Cansado de navegadores que devoram sua RAM enquanto você tenta jogar? Após anos de súplicas da comunidade, o Opera GX finalmente desembarca de forma nativa no Linux.
Esqueça as soluções genéricas: o navegador norueguês chega para oferecer o controle absoluto que o usuário de código aberto exige, unindo uma estética agressiva a limitadores de hardware que prometem manter seus frames no topo.

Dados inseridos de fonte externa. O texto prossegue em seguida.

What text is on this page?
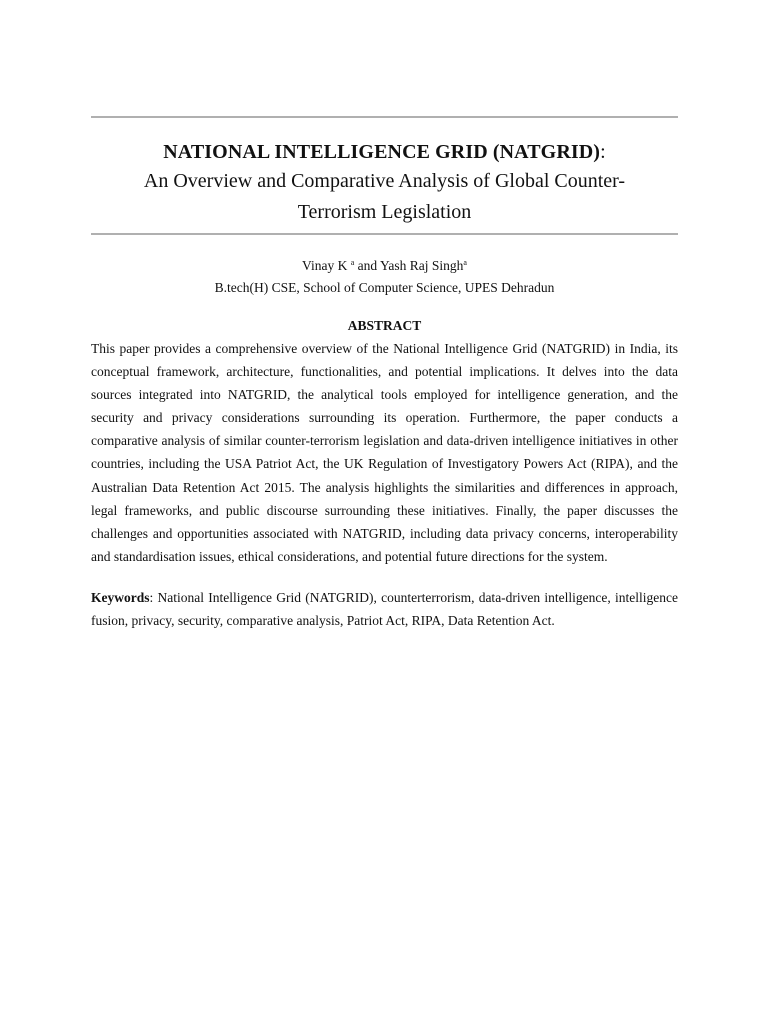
NATIONAL INTELLIGENCE GRID (NATGRID):
An Overview and Comparative Analysis of Global Counter-
Terrorism Legislation
Vinay K $^a$ and Yash Raj Singh$^a$
B.tech(H) CSE, School of Computer Science, UPES Dehradun
ABSTRACT

This paper provides a comprehensive overview of the National Intelligence Grid (NATGRID) in India, its conceptual framework, architecture, functionalities, and potential implications. It delves into the data sources integrated into NATGRID, the analytical tools employed for intelligence generation, and the security and privacy considerations surrounding its operation. Furthermore, the paper conducts a comparative analysis of similar counter-terrorism legislation and data-driven intelligence initiatives in other countries, including the USA Patriot Act, the UK Regulation of Investigatory Powers Act (RIPA), and the Australian Data Retention Act 2015. The analysis highlights the similarities and differences in approach, legal frameworks, and public discourse surrounding these initiatives. Finally, the paper discusses the challenges and opportunities associated with NATGRID, including data privacy concerns, interoperability and standardisation issues, ethical considerations, and potential future directions for the system.

Keywords: National Intelligence Grid (NATGRID), counterterrorism, data-driven intelligence, intelligence fusion, privacy, security, comparative analysis, Patriot Act, RIPA, Data Retention Act.
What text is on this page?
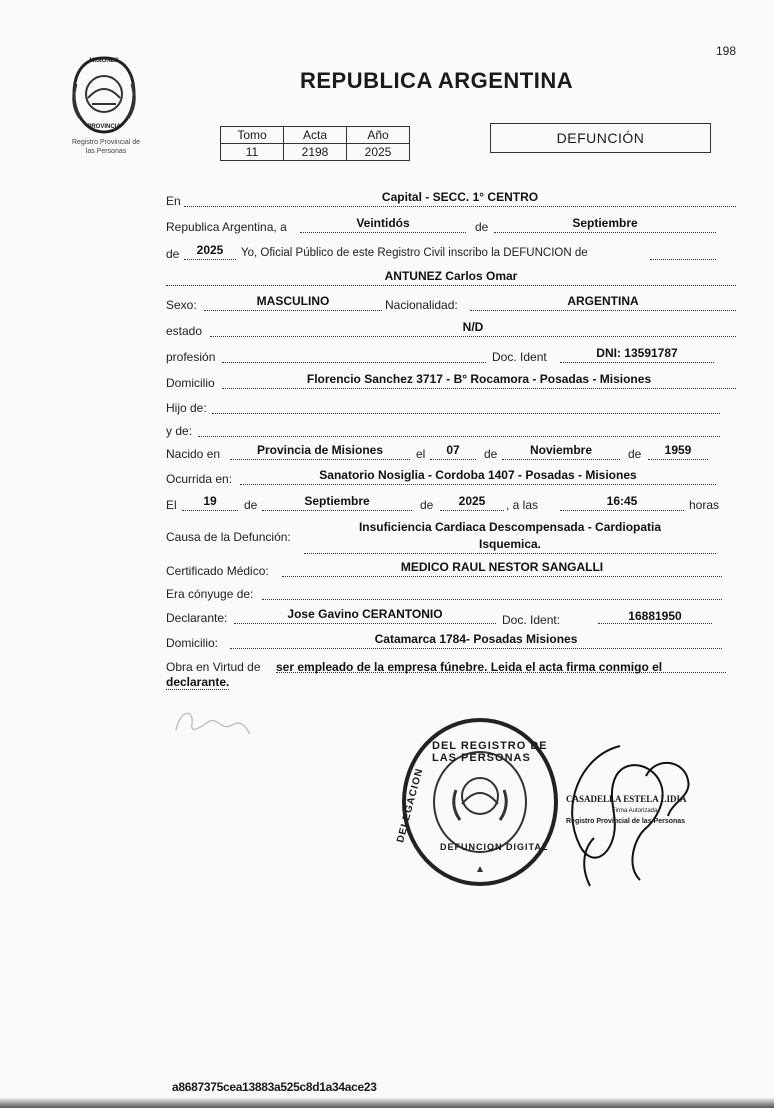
198
MISIONES
PROVINCIA
Registro Provincial de
las Personas
REPUBLICA ARGENTINA
Tomo	Acta	Año
11	2198	2025
DEFUNCIÓN
En	Capital - SECC. 1° CENTRO
Republica Argentina, a	Veintidós	de	Septiembre
de	2025	Yo, Oficial Público de este Registro Civil inscribo la DEFUNCION de
ANTUNEZ Carlos Omar
Sexo:	MASCULINO	Nacionalidad:	ARGENTINA
estado	N/D
profesión	Doc. Ident	DNI: 13591787
Domicilio	Florencio Sanchez 3717 - B° Rocamora - Posadas - Misiones
Hijo de:
y de:
Nacido en	Provincia de Misiones	el	07	de	Noviembre	de	1959
Ocurrida en:	Sanatorio Nosiglia - Cordoba 1407 - Posadas - Misiones
El	19	de	Septiembre	de	2025	, a las	16:45	horas
Causa de la Defunción:
Insuficiencia Cardiaca Descompensada - Cardiopatia
Isquemica.
Certificado Médico:	MEDICO RAUL NESTOR SANGALLI
Era cónyuge de:
Declarante:	Jose Gavino CERANTONIO	Doc. Ident:	16881950
Domicilio:	Catamarca 1784- Posadas Misiones
Obra en Virtud de ser empleado de la empresa fúnebre. Leida el acta firma conmigo el
declarante.
DEL REGISTRO DE LAS PERSONAS
DELEGACION
DEFUNCION DIGITAL
CASADELLA ESTELA LIDIA
Firma Autorizada
Registro Provincial de las Personas
a8687375cea13883a525c8d1a34ace23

O lançamento não é apenas uma expansão de plataforma, mas uma resposta estratégica a uma base de usuários que saltou de zero para mais de 34 milhões de ativos mensais em tempo recorde.

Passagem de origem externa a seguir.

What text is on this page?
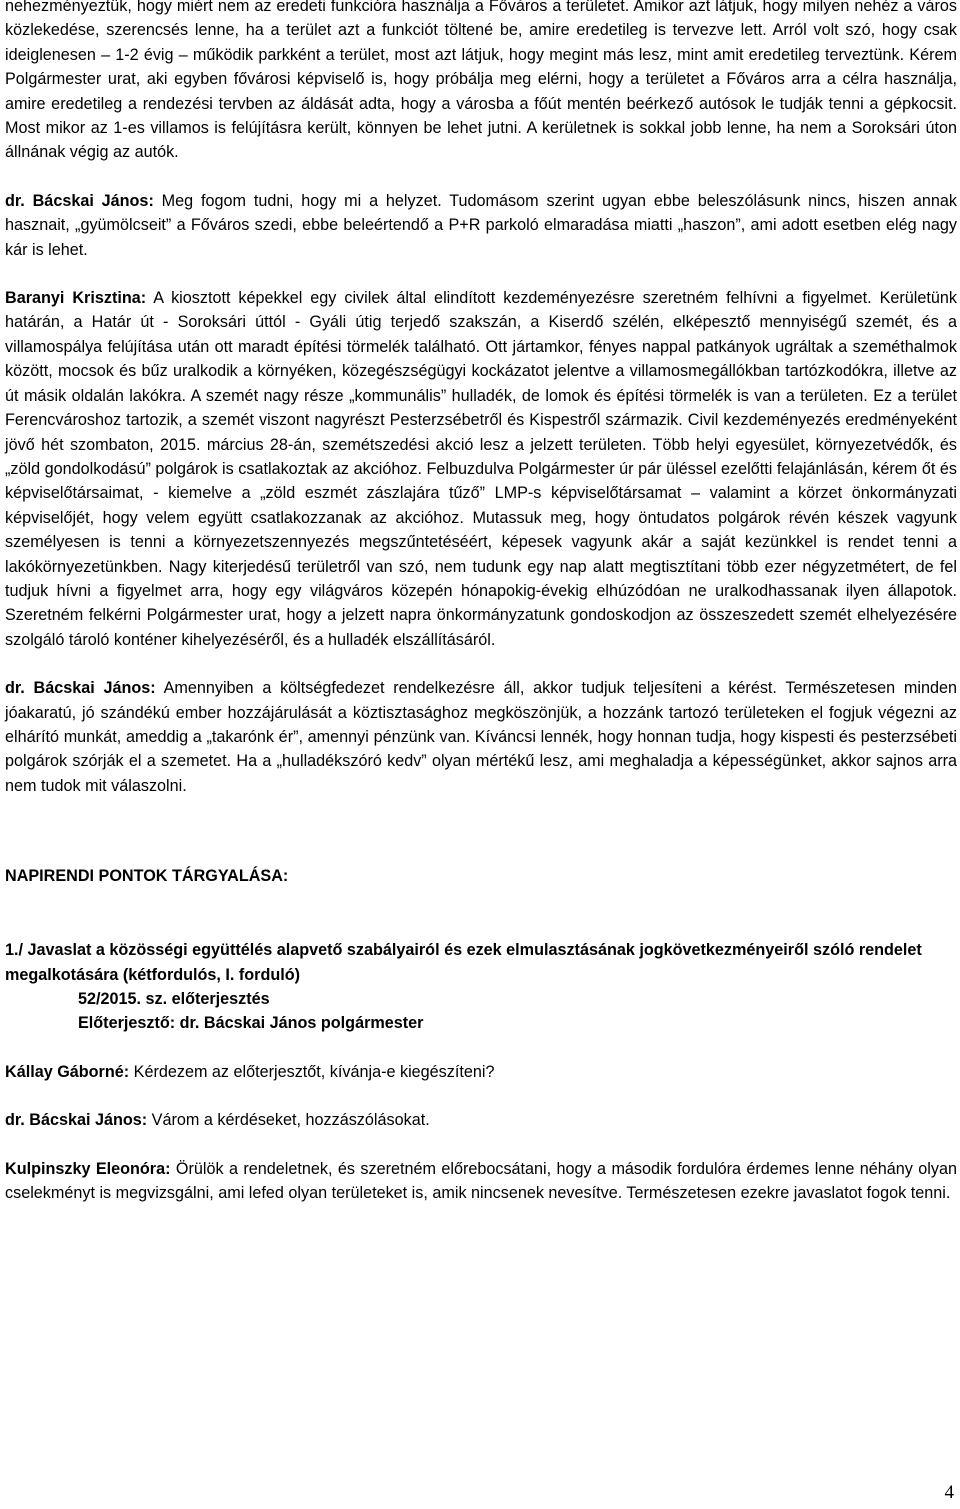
nehezményeztük, hogy miért nem az eredeti funkcióra használja a Főváros a területet. Amikor azt látjuk, hogy milyen nehéz a város közlekedése, szerencsés lenne, ha a terület azt a funkciót töltené be, amire eredetileg is tervezve lett. Arról volt szó, hogy csak ideiglenesen – 1-2 évig – működik parkként a terület, most azt látjuk, hogy megint más lesz, mint amit eredetileg terveztünk. Kérem Polgármester urat, aki egyben fővárosi képviselő is, hogy próbálja meg elérni, hogy a területet a Főváros arra a célra használja, amire eredetileg a rendezési tervben az áldását adta, hogy a városba a főút mentén beérkező autósok le tudják tenni a gépkocsit. Most mikor az 1-es villamos is felújításra került, könnyen be lehet jutni. A kerületnek is sokkal jobb lenne, ha nem a Soroksári úton állnának végig az autók.

dr. Bácskai János: Meg fogom tudni, hogy mi a helyzet. Tudomásom szerint ugyan ebbe beleszólásunk nincs, hiszen annak hasznait, „gyümölcseit” a Főváros szedi, ebbe beleértendő a P+R parkoló elmaradása miatti „haszon”, ami adott esetben elég nagy kár is lehet.

Baranyi Krisztina: A kiosztott képekkel egy civilek által elindított kezdeményezésre szeretném felhívni a figyelmet. Kerületünk határán, a Határ út - Soroksári úttól - Gyáli útig terjedő szakszán, a Kiserdő szélén, elképesztő mennyiségű szemét, és a villamospálya felújítása után ott maradt építési törmelék található. Ott jártamkor, fényes nappal patkányok ugráltak a szeméthalmok között, mocsok és bűz uralkodik a környéken, közegészségügyi kockázatot jelentve a villamosmegállókban tartózkodókra, illetve az út másik oldalán lakókra. A szemét nagy része „kommunális” hulladék, de lomok és építési törmelék is van a területen. Ez a terület Ferencvároshoz tartozik, a szemét viszont nagyrészt Pesterzsébetről és Kispestről származik. Civil kezdeményezés eredményeként jövő hét szombaton, 2015. március 28-án, szemétszedési akció lesz a jelzett területen. Több helyi egyesület, környezetvédők, és „zöld gondolkodású” polgárok is csatlakoztak az akcióhoz. Felbuzdulva Polgármester úr pár üléssel ezelőtti felajánlásán, kérem őt és képviselőtársaimat, - kiemelve a „zöld eszmét zászlajára tűző” LMP-s képviselőtársamat – valamint a körzet önkormányzati képviselőjét, hogy velem együtt csatlakozzanak az akcióhoz. Mutassuk meg, hogy öntudatos polgárok révén készek vagyunk személyesen is tenni a környezetszennyezés megszűntetéséért, képesek vagyunk akár a saját kezünkkel is rendet tenni a lakókörnyezetünkben. Nagy kiterjedésű területről van szó, nem tudunk egy nap alatt megtisztítani több ezer négyzetmétert, de fel tudjuk hívni a figyelmet arra, hogy egy világváros közepén hónapokig-évekig elhúzódóan ne uralkodhassanak ilyen állapotok. Szeretném felkérni Polgármester urat, hogy a jelzett napra önkormányzatunk gondoskodjon az összeszedett szemét elhelyezésére szolgáló tároló konténer kihelyezéséről, és a hulladék elszállításáról.

dr. Bácskai János: Amennyiben a költségfedezet rendelkezésre áll, akkor tudjuk teljesíteni a kérést. Természetesen minden jóakaratú, jó szándékú ember hozzájárulását a köztisztasághoz megköszönjük, a hozzánk tartozó területeken el fogjuk végezni az elhárító munkát, ameddig a „takarónk ér”, amennyi pénzünk van. Kíváncsi lennék, hogy honnan tudja, hogy kispesti és pesterzsébeti polgárok szórják el a szemetet. Ha a „hulladékszóró kedv” olyan mértékű lesz, ami meghaladja a képességünket, akkor sajnos arra nem tudok mit válaszolni.

NAPIRENDI PONTOK TÁRGYALÁSA:
1./ Javaslat a közösségi együttélés alapvető szabályairól és ezek elmulasztásának jogkövetkezményeiről szóló rendelet megalkotására (kétfordulós, I. forduló)
52/2015. sz. előterjesztés
Előterjesztő: dr. Bácskai János polgármester

Kállay Gáborné: Kérdezem az előterjesztőt, kívánja-e kiegészíteni?

dr. Bácskai János: Várom a kérdéseket, hozzászólásokat.

Kulpinszky Eleonóra: Örülök a rendeletnek, és szeretném előrebocsátani, hogy a második fordulóra érdemes lenne néhány olyan cselekményt is megvizsgálni, ami lefed olyan területeket is, amik nincsenek nevesítve. Természetesen ezekre javaslatot fogok tenni.

4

Segundo relatórios financeiros recentes da Opera Limited, o GX é um dos produtos de crescimento mais rápido da companhia, consolidando-se como a escolha definitiva para quem respira games.

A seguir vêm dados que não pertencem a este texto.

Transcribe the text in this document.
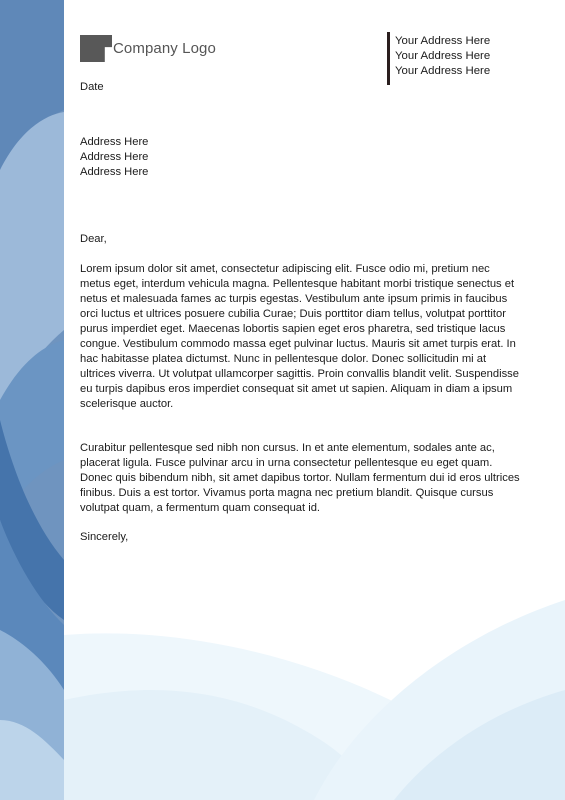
Company Logo	Your Address Here
Your Address Here
Your Address Here
Date
Address Here
Address Here
Address Here
Dear,

Lorem ipsum dolor sit amet, consectetur adipiscing elit. Fusce odio mi, pretium nec metus eget, interdum vehicula magna. Pellentesque habitant morbi tristique senectus et netus et malesuada fames ac turpis egestas. Vestibulum ante ipsum primis in faucibus orci luctus et ultrices posuere cubilia Curae; Duis porttitor diam tellus, volutpat porttitor purus imperdiet eget. Maecenas lobortis sapien eget eros pharetra, sed tristique lacus congue. Vestibulum commodo massa eget pulvinar luctus. Mauris sit amet turpis erat. In hac habitasse platea dictumst. Nunc in pellentesque dolor. Donec sollicitudin mi at ultrices viverra. Ut volutpat ullamcorper sagittis. Proin convallis blandit velit. Suspendisse eu turpis dapibus eros imperdiet consequat sit amet ut sapien. Aliquam in diam a ipsum scelerisque auctor.

Curabitur pellentesque sed nibh non cursus. In et ante elementum, sodales ante ac, placerat ligula. Fusce pulvinar arcu in urna consectetur pellentesque eu eget quam. Donec quis bibendum nibh, sit amet dapibus tortor. Nullam fermentum dui id eros ultrices finibus. Duis a est tortor. Vivamus porta magna nec pretium blandit. Quisque cursus volutpat quam, a fermentum quam consequat id.

Sincerely,
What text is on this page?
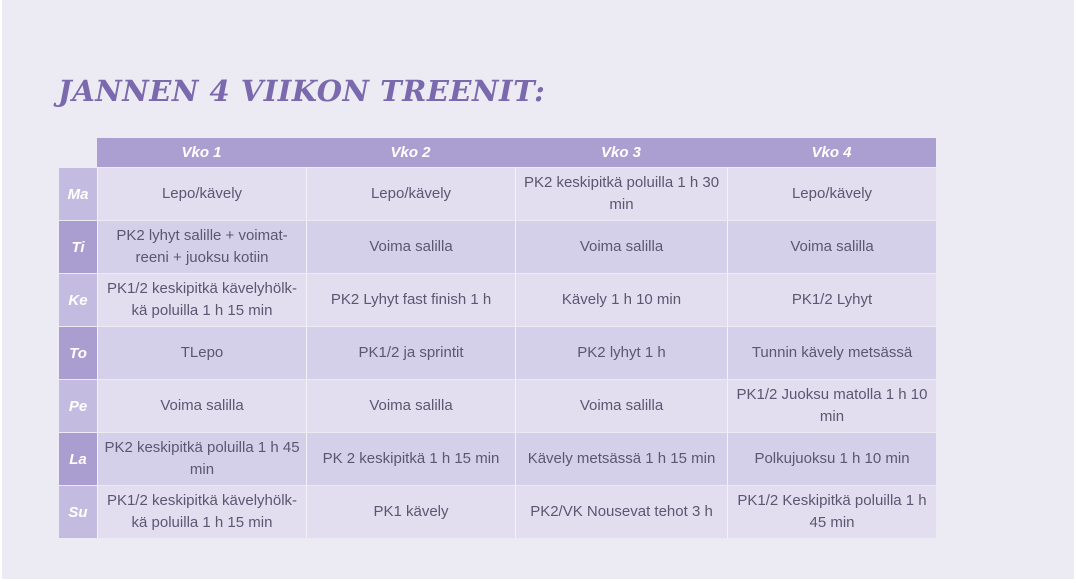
JANNEN 4 VIIKON TREENIT:
	Vko 1	Vko 2	Vko 3	Vko 4
Ma	Lepo/kävely	Lepo/kävely	PK2 keskipitkä poluilla 1 h 30 min	Lepo/kävely
Ti	PK2 lyhyt salille + voimat-reeni + juoksu kotiin	Voima salilla	Voima salilla	Voima salilla
Ke	PK1/2 keskipitkä kävelyhölk-kä poluilla 1 h 15 min	PK2 Lyhyt fast finish 1 h	Kävely 1 h 10 min	PK1/2 Lyhyt
To	TLepo	PK1/2 ja sprintit	PK2 lyhyt 1 h	Tunnin kävely metsässä
Pe	Voima salilla	Voima salilla	Voima salilla	PK1/2 Juoksu matolla 1 h 10 min
La	PK2 keskipitkä poluilla 1 h 45 min	PK 2 keskipitkä 1 h 15 min	Kävely metsässä 1 h 15 min	Polkujuoksu 1 h 10 min
Su	PK1/2 keskipitkä kävelyhölk-kä poluilla 1 h 15 min	PK1 kävely	PK2/VK Nousevat tehot 3 h	PK1/2 Keskipitkä poluilla 1 h 45 min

Estética e utilidade: hub completo
Mais do que uma simples janela para a internet, o Opera GX foi desenhado para atuar como um verdadeiro hub centralizado.
Através de sua barra lateral integrada, o usuário tem controle rápido sobre serviços como Twitch, Discord, WhatsApp e TikTok, permitindo acompanhar transmissões e conversar com a equipe sem a necessidade de alternar entre dezenas de abas.
Essa funcionalidade é elevada pelo sistema “GX Mods”, que permite personalizar cada detalhe visual e sonoro do navegador para que ele combine com o setup do usuário, incluindo shaders, papéis de parede animados e trilhas sonoras adaptativas.
O trunfo técnico: GX Control e performance
Para se destacar em um mercado onde o Google Chrome e o Microsoft Edge dominam pela conveniência da pré-instalação, o Opera GX aposta em ferramentas que os navegadores tradicionais simplesmente ignoram:
- GX Control: permite limitar manualmente o consumo de memória RAM, CPU e largura de banda da rede, garantindo que o navegador não prejudique o desempenho dos jogos abertos simultaneamente.
- GX Corner: uma seção dedicada com calendários de lançamentos, notícias do setor e um agregador de ofertas e jogos gratuitos.
- Privacidade europeia: construído sobre a engine Chromium, o navegador herda a compatibilidade total com extensões, mas adiciona camadas de segurança como VPN gratuita com política de “zero logs” (auditada pela Deloitte) e bloqueadores nativos de anúncios e rastreadores.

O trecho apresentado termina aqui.